Specifically regarding the claim of 400 jobs, the Bank shared the following in a letter to Delta dated May 5, 2014: “ExIm Bank’s jobs estimate is based on … jobs-calculation methodogy … which is in turn based on employment data computed by the Bureau of Labor Statistics. The jobs-supported figures that are derived from this methodology are economy-wide jobs and include direct, indirect and induced jobs, not simply jobs at the specific exporter involved in the transaction.” That is a long way of saying that ExIm guessed at job number and never called Delta to ask.

 
Delta’s Use of Canadian and Brazilian Export Financing
The Bank has also tried to deflect attention from its consistent support for Delta’s foreign competitors by pointing to Delta’s use of Brazilian and Canadian export financing.

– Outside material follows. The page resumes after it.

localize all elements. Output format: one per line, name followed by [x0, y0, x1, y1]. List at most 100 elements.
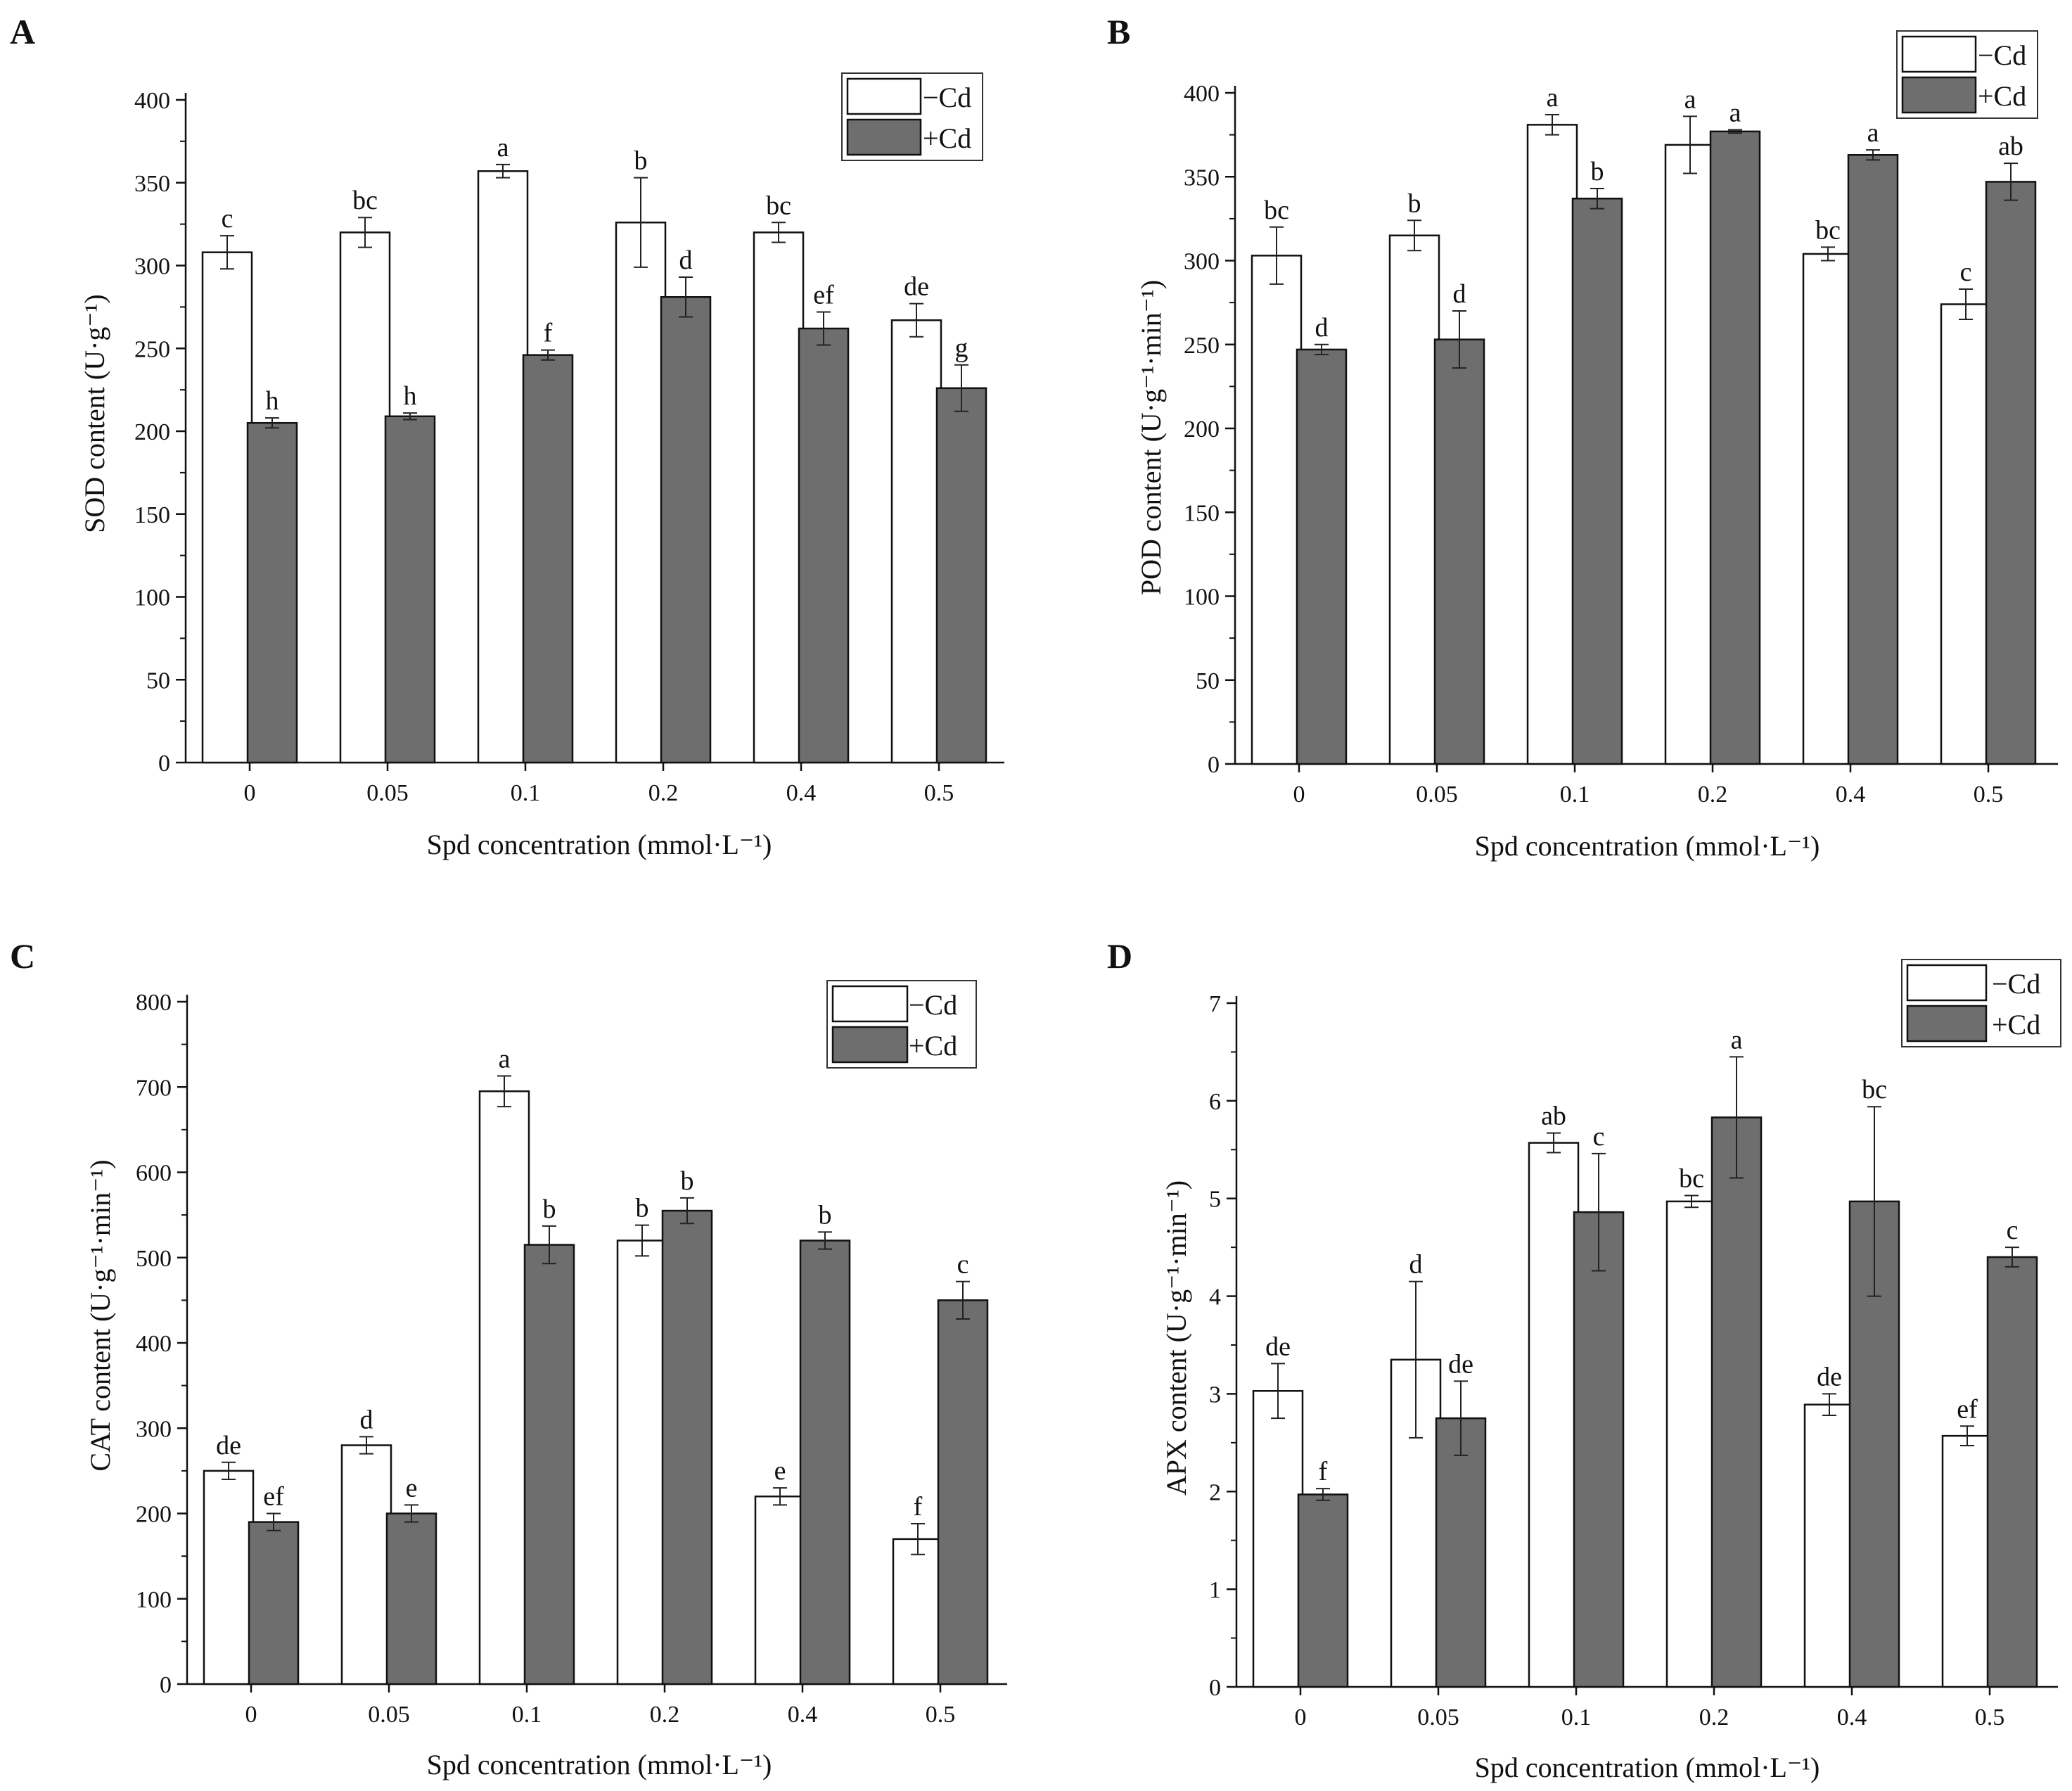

As Mr. Anderson also explained in his written testimony today, that financing supports the purchase of regional jets used for purely short-haul routes. Delta’s competitors on these routes are other American carriers, all of whom have equal access to the same kinds of financing. That is a level playing field – which has nothing in common with the Bank’s unqualified support for our foreign competitors, support no American carrier has access to.

 
ExIm’s Record on Economic Analysis
Contrary to what was shared earlier today, here’s what Chairman Hochberg shared during Senate testimony earlier this year:
In approximately 17,000 ExIm transactions over the past five years, the Bank has conducted a detailed economic impact analysis on the impact to U.S. jobs only 24 times.
In the nearly 170 aircraft transactions that occurred in the same time frame, the Bank has conducted a detailed economic analysis only once.

 
As shared by Mr. Anderson today on several occasions, Delta stands ready to work with Congress to find solutions that don’t place any job in the U.S. at a disadvantage.